Firefighters kept blazes away from two major oil-sands production complexes threatened earlier in the week, helped by lower temperatures and trace amounts of rain, said Chad Morrison, the Alberta forest ministry’s chief wildfire official.

 

"The threat definitely has diminished around the communities and the oil-sands facilities," Mr. Morrison said at a news conference in Edmonton. “We held the fire yesterday in all critical areas.”

This means that oilsands production is gradually coming back online and full capacity will likely be fully restored in the coming days:

No production facilities have been damaged by wildfires, but the threat has forced several large oil sands producers to shut down mining and well sites for more than two weeks, reducing Canadian oil production by at least one million barrels a day, or about 40% of the country’s total oil-sands output. The spread of fires forced some operators to abandon plans laid last week to restart. Late Thursday, Exxon Mobil Corp.’s Canadian unit Imperial Oil Ltd. said it had partially restarted operations at its Kearl oil sands mine about 47 miles northeast of Fort McMurray.

Just as important is that the long-running export crisis in Libya also appears to be on the verge of a solution. According to Bloomberg, oil exports are set to resume Thursday from the port of Hariga in eastern Libya, easing a bottleneck and allowing for crude production to increase after competing administrations of the state-run National Oil Corp. reached an agreement in the divided country.

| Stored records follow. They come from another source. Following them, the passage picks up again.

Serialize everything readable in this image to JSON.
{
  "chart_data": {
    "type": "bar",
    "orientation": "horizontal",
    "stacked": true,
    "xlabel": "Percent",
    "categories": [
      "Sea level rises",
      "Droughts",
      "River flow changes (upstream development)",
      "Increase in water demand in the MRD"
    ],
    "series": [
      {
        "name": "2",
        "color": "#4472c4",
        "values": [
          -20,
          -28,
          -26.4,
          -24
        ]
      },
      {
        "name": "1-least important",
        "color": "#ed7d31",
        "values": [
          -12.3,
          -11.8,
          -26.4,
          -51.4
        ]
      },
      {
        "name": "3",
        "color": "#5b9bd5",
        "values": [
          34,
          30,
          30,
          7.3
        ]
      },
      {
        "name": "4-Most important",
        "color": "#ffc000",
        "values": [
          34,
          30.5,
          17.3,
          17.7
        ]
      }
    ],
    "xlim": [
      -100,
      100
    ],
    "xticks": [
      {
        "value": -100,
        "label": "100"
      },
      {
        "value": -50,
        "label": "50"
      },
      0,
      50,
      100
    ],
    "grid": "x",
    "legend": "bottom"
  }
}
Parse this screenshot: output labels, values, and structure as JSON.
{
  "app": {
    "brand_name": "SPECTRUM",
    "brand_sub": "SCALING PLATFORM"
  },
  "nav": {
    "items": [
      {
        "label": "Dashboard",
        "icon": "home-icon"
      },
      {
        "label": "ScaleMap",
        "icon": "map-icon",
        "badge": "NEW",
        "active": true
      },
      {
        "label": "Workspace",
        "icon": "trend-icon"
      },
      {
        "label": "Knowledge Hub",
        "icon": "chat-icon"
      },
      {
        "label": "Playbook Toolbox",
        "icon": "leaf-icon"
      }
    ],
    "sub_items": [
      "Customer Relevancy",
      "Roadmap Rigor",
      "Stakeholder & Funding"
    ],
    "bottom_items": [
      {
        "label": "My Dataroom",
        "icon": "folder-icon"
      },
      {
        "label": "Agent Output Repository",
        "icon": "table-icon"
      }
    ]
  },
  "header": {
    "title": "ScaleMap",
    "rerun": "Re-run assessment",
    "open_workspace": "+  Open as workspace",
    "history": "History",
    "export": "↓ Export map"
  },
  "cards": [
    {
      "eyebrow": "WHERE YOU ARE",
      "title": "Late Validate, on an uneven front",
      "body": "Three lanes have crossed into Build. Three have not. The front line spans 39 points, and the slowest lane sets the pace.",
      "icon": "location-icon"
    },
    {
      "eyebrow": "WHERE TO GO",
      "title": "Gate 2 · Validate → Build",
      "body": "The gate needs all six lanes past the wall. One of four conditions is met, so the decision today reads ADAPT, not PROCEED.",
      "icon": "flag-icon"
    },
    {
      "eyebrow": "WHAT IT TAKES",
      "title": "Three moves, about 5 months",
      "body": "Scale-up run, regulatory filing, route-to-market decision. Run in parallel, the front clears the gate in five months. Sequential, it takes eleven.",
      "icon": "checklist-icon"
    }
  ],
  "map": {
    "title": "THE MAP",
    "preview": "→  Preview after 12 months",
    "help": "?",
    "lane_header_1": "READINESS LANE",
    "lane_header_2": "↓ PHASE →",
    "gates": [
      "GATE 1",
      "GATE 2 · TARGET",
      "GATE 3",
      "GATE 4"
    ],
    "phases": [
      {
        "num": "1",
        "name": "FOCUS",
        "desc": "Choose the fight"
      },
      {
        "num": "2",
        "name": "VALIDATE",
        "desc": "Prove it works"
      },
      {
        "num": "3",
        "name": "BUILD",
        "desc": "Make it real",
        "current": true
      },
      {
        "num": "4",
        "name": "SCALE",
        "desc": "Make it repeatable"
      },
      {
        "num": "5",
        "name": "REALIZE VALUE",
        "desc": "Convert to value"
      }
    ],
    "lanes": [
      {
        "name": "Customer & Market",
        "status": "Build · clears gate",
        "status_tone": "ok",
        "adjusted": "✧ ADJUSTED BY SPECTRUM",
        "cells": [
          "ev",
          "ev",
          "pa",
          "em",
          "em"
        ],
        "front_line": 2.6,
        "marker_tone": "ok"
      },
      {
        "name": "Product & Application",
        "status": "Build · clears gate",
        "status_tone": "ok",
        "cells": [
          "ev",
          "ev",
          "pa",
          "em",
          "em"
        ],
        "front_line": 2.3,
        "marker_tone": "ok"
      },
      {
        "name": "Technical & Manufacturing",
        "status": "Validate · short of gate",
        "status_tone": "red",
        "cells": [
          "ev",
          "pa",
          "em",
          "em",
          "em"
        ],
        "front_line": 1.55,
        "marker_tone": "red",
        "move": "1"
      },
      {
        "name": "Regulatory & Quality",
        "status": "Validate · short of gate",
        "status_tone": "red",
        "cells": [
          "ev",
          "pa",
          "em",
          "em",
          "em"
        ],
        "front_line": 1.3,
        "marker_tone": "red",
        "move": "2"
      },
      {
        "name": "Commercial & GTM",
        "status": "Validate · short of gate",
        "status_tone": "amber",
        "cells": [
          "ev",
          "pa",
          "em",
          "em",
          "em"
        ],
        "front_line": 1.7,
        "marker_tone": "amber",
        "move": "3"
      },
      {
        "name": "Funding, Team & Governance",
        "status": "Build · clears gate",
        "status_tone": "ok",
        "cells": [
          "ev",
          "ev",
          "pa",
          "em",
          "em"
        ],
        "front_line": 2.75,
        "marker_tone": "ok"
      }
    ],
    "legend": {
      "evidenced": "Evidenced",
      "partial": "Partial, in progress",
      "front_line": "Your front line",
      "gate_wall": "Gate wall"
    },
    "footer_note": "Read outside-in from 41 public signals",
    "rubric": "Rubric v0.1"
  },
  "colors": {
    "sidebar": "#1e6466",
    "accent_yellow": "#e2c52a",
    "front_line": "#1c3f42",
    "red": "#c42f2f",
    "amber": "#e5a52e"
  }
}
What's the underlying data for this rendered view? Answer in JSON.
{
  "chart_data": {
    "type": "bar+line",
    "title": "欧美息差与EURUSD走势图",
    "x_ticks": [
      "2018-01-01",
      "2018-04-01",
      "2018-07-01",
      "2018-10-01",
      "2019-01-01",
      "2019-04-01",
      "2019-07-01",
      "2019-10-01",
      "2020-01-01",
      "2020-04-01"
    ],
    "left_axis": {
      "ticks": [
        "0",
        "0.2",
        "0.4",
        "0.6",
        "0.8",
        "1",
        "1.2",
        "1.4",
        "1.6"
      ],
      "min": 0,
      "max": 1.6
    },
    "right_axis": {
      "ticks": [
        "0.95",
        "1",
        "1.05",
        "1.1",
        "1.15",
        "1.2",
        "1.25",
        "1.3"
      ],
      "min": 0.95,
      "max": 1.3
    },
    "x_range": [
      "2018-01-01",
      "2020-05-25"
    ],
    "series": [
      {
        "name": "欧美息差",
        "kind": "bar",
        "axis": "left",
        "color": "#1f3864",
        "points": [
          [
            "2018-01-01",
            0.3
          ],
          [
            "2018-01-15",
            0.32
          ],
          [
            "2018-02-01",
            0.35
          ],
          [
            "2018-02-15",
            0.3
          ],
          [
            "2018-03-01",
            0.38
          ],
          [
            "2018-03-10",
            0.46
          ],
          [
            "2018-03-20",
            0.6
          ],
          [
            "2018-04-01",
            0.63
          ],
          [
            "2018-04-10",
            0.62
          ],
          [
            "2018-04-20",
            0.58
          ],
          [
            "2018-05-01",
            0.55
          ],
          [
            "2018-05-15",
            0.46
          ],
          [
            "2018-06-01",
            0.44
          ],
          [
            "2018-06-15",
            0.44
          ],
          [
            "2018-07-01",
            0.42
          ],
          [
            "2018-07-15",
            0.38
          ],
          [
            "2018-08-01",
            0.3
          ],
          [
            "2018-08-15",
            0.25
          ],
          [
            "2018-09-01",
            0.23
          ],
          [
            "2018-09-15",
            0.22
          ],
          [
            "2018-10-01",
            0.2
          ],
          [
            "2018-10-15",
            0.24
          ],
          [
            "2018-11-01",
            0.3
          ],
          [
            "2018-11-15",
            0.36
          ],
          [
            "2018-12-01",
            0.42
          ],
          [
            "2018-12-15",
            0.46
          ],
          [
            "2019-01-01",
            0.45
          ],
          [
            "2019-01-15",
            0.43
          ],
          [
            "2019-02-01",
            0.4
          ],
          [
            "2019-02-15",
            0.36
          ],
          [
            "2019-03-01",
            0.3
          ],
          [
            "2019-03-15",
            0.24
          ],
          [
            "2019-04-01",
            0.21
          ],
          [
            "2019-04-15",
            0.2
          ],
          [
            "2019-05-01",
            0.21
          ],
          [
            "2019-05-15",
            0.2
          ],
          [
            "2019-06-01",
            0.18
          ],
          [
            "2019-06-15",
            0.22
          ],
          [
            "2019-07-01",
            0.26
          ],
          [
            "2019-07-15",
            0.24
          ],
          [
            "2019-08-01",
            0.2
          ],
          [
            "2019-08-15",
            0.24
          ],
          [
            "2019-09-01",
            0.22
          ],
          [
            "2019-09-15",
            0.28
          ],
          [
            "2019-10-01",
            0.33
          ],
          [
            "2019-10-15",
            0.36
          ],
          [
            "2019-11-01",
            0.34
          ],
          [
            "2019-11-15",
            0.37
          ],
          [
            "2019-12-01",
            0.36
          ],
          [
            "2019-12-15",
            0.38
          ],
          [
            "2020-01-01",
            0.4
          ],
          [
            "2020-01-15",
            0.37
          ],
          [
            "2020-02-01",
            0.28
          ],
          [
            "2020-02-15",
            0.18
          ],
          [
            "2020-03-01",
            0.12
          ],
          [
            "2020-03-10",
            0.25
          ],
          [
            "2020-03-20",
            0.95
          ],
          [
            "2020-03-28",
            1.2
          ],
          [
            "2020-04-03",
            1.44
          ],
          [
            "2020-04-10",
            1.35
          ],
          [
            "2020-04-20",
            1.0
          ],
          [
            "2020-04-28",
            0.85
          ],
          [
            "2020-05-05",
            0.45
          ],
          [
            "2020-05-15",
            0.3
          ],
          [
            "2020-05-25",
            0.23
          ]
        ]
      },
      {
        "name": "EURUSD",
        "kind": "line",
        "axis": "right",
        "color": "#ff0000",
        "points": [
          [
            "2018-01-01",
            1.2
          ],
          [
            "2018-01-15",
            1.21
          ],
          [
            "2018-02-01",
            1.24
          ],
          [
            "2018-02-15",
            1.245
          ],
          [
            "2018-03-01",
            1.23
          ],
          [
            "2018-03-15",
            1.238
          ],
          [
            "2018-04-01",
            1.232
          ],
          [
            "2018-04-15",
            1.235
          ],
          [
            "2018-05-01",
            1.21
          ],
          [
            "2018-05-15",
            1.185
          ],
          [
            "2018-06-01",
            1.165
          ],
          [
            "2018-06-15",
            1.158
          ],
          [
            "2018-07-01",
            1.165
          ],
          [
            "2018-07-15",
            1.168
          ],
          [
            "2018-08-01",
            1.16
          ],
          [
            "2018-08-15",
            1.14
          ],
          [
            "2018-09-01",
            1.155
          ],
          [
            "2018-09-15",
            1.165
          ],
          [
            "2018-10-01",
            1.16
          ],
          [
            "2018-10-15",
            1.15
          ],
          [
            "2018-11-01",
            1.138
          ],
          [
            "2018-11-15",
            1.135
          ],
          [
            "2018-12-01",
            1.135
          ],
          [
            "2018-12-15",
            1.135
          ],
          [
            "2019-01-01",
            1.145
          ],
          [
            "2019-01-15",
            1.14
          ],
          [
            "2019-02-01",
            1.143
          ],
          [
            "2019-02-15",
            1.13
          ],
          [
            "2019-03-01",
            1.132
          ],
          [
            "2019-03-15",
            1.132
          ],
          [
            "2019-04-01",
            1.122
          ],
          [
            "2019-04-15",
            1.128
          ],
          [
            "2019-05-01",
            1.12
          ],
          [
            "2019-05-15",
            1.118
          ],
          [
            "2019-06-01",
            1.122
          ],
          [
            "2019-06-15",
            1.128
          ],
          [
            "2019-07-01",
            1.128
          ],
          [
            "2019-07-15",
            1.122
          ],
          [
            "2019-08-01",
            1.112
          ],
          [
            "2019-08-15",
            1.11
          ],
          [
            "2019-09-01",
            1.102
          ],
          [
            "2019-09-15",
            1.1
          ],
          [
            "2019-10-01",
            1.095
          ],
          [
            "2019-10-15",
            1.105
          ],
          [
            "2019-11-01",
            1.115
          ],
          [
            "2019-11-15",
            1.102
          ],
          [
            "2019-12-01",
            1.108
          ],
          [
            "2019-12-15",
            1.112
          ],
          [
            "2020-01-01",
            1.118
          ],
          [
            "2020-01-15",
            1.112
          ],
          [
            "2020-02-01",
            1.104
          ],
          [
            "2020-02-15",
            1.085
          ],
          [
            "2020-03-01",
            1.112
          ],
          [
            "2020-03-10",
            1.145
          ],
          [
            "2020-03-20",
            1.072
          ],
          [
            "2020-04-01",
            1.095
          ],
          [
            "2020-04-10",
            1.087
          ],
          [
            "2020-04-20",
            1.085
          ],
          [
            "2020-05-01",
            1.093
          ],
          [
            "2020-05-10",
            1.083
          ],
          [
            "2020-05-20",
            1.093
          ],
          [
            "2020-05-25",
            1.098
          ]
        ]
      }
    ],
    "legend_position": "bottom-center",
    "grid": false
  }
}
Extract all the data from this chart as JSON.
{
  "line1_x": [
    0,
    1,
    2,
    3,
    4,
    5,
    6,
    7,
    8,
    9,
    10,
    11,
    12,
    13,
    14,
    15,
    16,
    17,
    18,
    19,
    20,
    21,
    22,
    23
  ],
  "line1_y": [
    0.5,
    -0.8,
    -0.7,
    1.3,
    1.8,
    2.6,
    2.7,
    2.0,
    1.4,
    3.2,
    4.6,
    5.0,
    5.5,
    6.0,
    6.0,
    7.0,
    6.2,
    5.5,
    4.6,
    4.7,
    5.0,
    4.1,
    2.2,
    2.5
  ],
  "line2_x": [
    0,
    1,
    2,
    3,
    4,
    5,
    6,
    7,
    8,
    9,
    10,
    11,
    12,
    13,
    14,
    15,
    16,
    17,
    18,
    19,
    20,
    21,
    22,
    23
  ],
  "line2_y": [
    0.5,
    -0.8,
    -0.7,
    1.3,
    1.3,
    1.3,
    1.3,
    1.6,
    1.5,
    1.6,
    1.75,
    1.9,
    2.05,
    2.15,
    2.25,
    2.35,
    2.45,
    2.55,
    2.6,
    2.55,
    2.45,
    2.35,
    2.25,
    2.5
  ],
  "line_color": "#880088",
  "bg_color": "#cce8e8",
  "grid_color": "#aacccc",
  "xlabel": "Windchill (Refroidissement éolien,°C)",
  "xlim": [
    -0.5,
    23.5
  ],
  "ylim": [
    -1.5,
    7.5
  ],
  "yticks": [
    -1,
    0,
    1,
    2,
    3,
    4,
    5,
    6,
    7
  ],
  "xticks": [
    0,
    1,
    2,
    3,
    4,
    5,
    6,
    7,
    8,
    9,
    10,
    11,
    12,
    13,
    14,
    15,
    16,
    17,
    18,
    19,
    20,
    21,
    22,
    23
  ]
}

The tanker Seachance is loading 650,000 barrels of crude at Hariga for the U.K., Omran al-Zwai, a spokesman for NOC unit Arabian Gulf Oil Co. known as Agoco, said by phone on Thursday. The cargo would be the first international shipment from Hariga since the United Nations blacklisted a tanker last month following complaints from authorities in the west of the country. NOC’s competing leaderships reached an agreement to resume exports from Hariga earlier this week. Agoco will be able to boost crude output to 120,000 barrels a day from 90,000 before the shipment, Al-Zwai said, as the company’s production has been limited by a lack of storage at the port. Libya produced a total of 310,000 barrels a day in April, data compiled by Bloomberg show.

The competing NOC administrations agreed to restart shipments from Hariga after holding talks in Vienna earlier this week, Elmagrabi said Monday. Officials at the western NOC administration in Tripoli couldn’t immediately be reached for comment. The shipment from Hariga comes after Agoco reached an agreement on Wednesday with the NOC’s eastern administration to restart international exports from the port, said Nagi Elmagrabi, chairman of the eastern NOC.

 

Libya pumped about 1.6 million barrels a day of crude before the 2011 rebellion that ended Moammar Al Qaddafi’s 42-year rule. It’s now the smallest producer in the Organization of Petroleum Exporting Countries. Since Qaddafi’s ouster and death, armed militias have also competed for control of the nation’s oil facilities.

Finally, and perhaps most importantly, is Nigeria, whose offline high quality bonny light crude has been seen as a major catalyst for the recent spike in prices due to the actions of such groups as the Niger Delta Avengers, and where Bloomberg notes that an oil tanker was said to have finally loaded up Nigeria’s Qua Iboe crude today, when a shipment was made on the SCF Khibiny, a 1 million bbl carrying Suezmax. It adds that the ship signals today that its status is "under way" having previously been anchored.

The reason: "people who had blocked bridge access to Qua Iboe terminal no longer there" according to Bloomberg.

In summary, after oil disruptions were represented by Goldman as a catalyst for higher oil prices, it now appears that the three major bottlenecks are being eliminated, and from a supply shortage, the oil market will now re-enter near-term glut as all of these mothballed operations scramble to restore recent production capacity. Meanwhile, the organization formerly known as OPEC continues to produce oil at an unprecedented pace as previously documented.

We are curious how long it will take the upward momentum-chasing oil algos to realize that the near-term supply picture has just changed dramatically.